Les programmes susceptibles d'être éligibles aux Sofigrains seront ceux qui assureront un développement effectif du champ de la recherche et de l'innovation. Afin qu'il n'y ait pas d'effet de substitution et que les Sofigrains ne servent pas à développer des programmes qui auraient été financés spontanément par les industriels, afin aussi que le financement issu des Sofigrains ne soit pas l'occasion de réduire à due concurrence les enveloppes publiques de recherche destinées à la génomique végétale, la sélection des programmes pourrait être effectuée par un comité réunissant des représentants du ministère de la recherche, des instituts de recherche dans le domaine agricole - INRA, CIRAD, IRD, CNRS - et des institutions financières servant de relais.

Il est proposé que l'investissement dans les Sofigrains se fasse sur une durée de dix ans. Le remboursement à partir de cette date se ferait en jouant sur plusieurs variables : part des apports investie en trésorerie, pourcentage de garantie de la Sofaris, rentabilité des programmes, pourcentage de capital garanti et mécanisme de remboursement, dont une fraction pourrait être opérée par tirage au sort.

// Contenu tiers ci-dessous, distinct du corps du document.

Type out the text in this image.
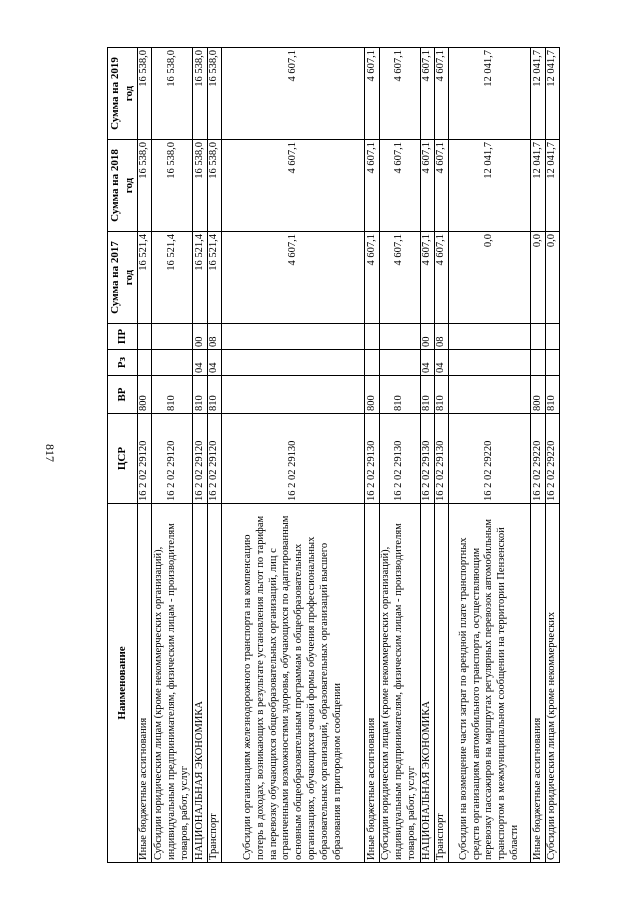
817
Наименование	ЦСР	ВР	Рз	ПР	Сумма на 2017 год	Сумма на 2018 год	Сумма на 2019 год
Иные бюджетные ассигнования	16 2 02 29120	800			16 521,4	16 538,0	16 538,0
Субсидии юридическим лицам (кроме некоммерческих организаций), индивидуальным предпринимателям, физическим лицам - производителям товаров, работ, услуг	16 2 02 29120	810			16 521,4	16 538,0	16 538,0
НАЦИОНАЛЬНАЯ ЭКОНОМИКА	16 2 02 29120	810	04	00	16 521,4	16 538,0	16 538,0
Транспорт	16 2 02 29120	810	04	08	16 521,4	16 538,0	16 538,0
Субсидии организациям железнодорожного транспорта на компенсацию потерь в доходах, возникающих в результате установления льгот по тарифам на перевозку обучающихся общеобразовательных организаций, лиц с ограниченными возможностями здоровья, обучающихся по адаптированным основным общеобразовательным программам в общеобразовательных организациях, обучающихся очной формы обучения профессиональных образовательных организаций, образовательных организаций высшего образования в пригородном сообщении	16 2 02 29130				4 607,1	4 607,1	4 607,1
Иные бюджетные ассигнования	16 2 02 29130	800			4 607,1	4 607,1	4 607,1
Субсидии юридическим лицам (кроме некоммерческих организаций), индивидуальным предпринимателям, физическим лицам - производителям товаров, работ, услуг	16 2 02 29130	810			4 607,1	4 607,1	4 607,1
НАЦИОНАЛЬНАЯ ЭКОНОМИКА	16 2 02 29130	810	04	00	4 607,1	4 607,1	4 607,1
Транспорт	16 2 02 29130	810	04	08	4 607,1	4 607,1	4 607,1
Субсидии на возмещение части затрат по арендной плате транспортных средств организациям автомобильного транспорта, осуществляющим перевозку пассажиров на маршрутах регулярных перевозок автомобильным транспортом в межмуниципальном сообщении на территории Пензенской области	16 2 02 29220				0,0	12 041,7	12 041,7
Иные бюджетные ассигнования	16 2 02 29220	800			0,0	12 041,7	12 041,7
Субсидии юридическим лицам (кроме некоммерческих	16 2 02 29220	810			0,0	12 041,7	12 041,7
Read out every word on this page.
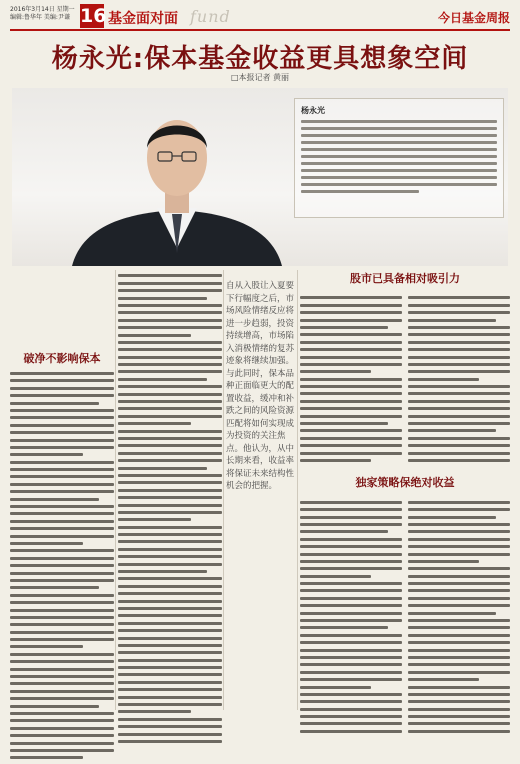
2016年3月14日 星期一
编辑:鲁华年 美编:尹谦 16 基金面对面 fund	今日基金周报
杨永光:保本基金收益更具想象空间
□本报记者 黄丽
杨永光
破净不影响保本
自从入股让入夏要下行幅度之后，市场风险情绪反应将进一步趋弱，投资持续增高，市场陷入消极情绪的复苏迹象将继续加强。与此同时，保本品种正面临更大的配置收益，缓冲和补跌之间的风险资源匹配将如何实现成为投资的关注焦点。他认为，从中长期来看，收益率将保证未来结构性机会的把握。
股市已具备相对吸引力
独家策略保绝对收益
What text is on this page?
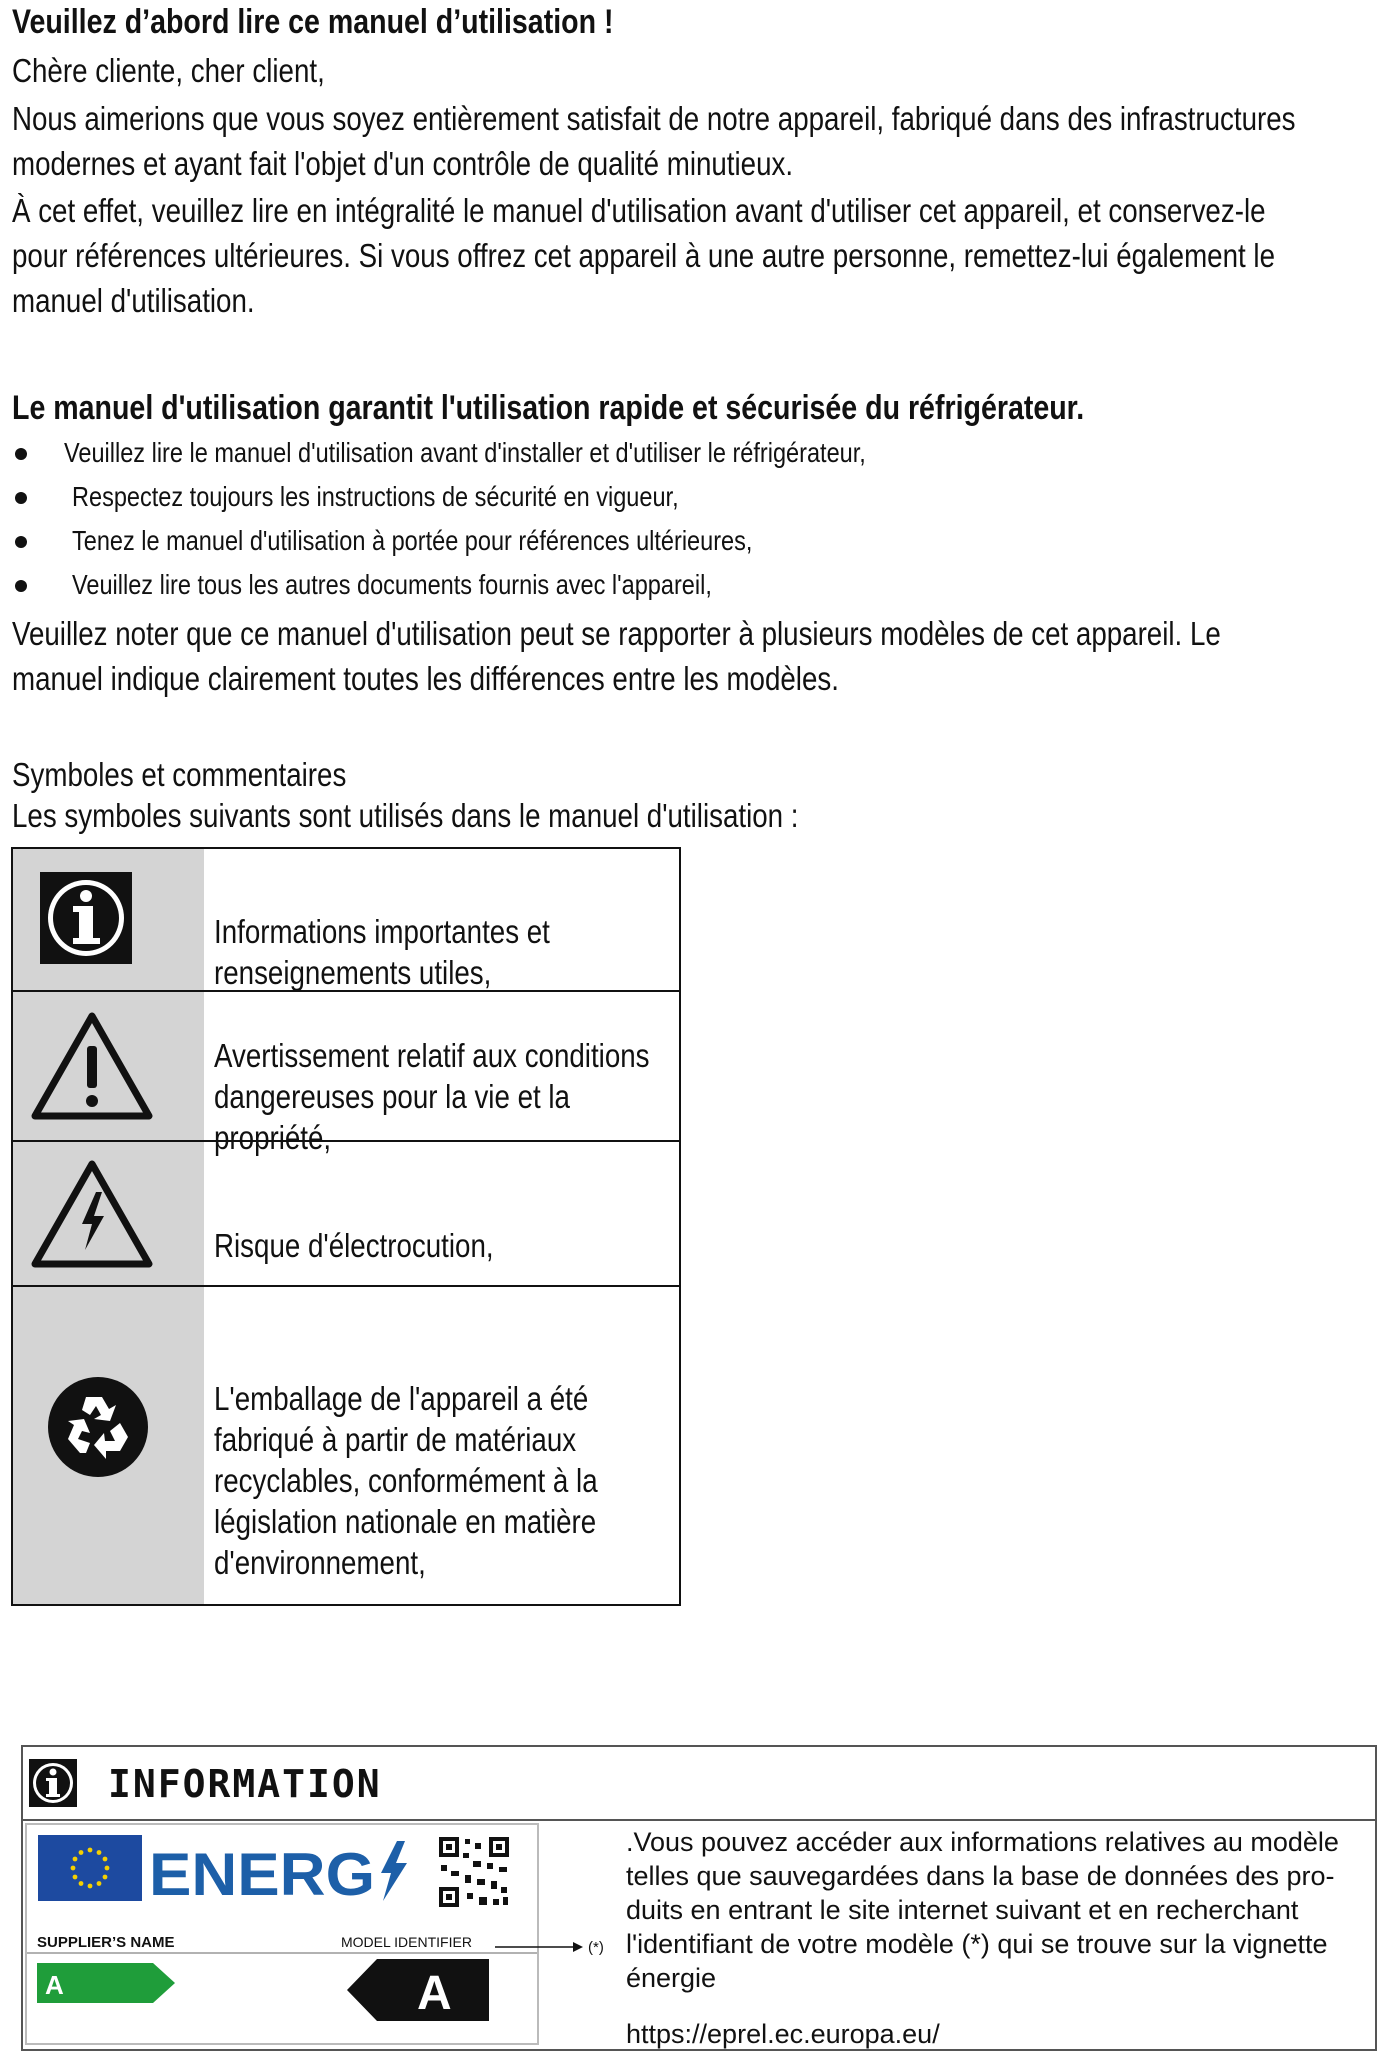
Veuillez d’abord lire ce manuel d’utilisation !

Chère cliente, cher client,

Nous aimerions que vous soyez entièrement satisfait de notre appareil, fabriqué dans des infrastructures

modernes et ayant fait l'objet d'un contrôle de qualité minutieux.

À cet effet, veuillez lire en intégralité le manuel d'utilisation avant d'utiliser cet appareil, et conservez-le

pour références ultérieures. Si vous offrez cet appareil à une autre personne, remettez-lui également le

manuel d'utilisation.

Le manuel d'utilisation garantit l'utilisation rapide et sécurisée du réfrigérateur.

Veuillez lire le manuel d'utilisation avant d'installer et d'utiliser le réfrigérateur,

Respectez toujours les instructions de sécurité en vigueur,

Tenez le manuel d'utilisation à portée pour références ultérieures,

Veuillez lire tous les autres documents fournis avec l'appareil,

Veuillez noter que ce manuel d'utilisation peut se rapporter à plusieurs modèles de cet appareil. Le

manuel indique clairement toutes les différences entre les modèles.

Symboles et commentaires

Les symboles suivants sont utilisés dans le manuel d'utilisation :

Informations importantes et

renseignements utiles,

Avertissement relatif aux conditions

dangereuses pour la vie et la

propriété,

Risque d'électrocution,

L'emballage de l'appareil a été

fabriqué à partir de matériaux

recyclables, conformément à la

législation nationale en matière

d'environnement,

INFORMATION

ENERG
SUPPLIER’S NAME	MODEL IDENTIFIER
A	A
(*)

.Vous pouvez accéder aux informations relatives au modèle telles que sauvegardées dans la base de données des pro-duits en entrant le site internet suivant et en recherchant l'identifiant de votre modèle (*) qui se trouve sur la vignette énergie

https://eprel.ec.europa.eu/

Leur association permettra d'atteindre un certain niveau de garantie du remboursement, de l'ordre de 80 % à 85 % et, également, d'éviter que l'État ne donne sa garantie.

Ce projet pourrait avoir un grand retentissement en raison de l'association des particuliers, principalement des exploitants et des acteurs du monde agricole, au financement de la recherche en génomique végétale. À un moment où les changements importants qui affectent le monde agricole sont souvent ressentis avec méfiance et provoquent de réelles interrogations sur l'avenir, un dispositif comme celui des Sofigrains contribuerait, au-delà de ses effets directs, à donner un signal fort d'espoir, de renouveau et de responsabilité.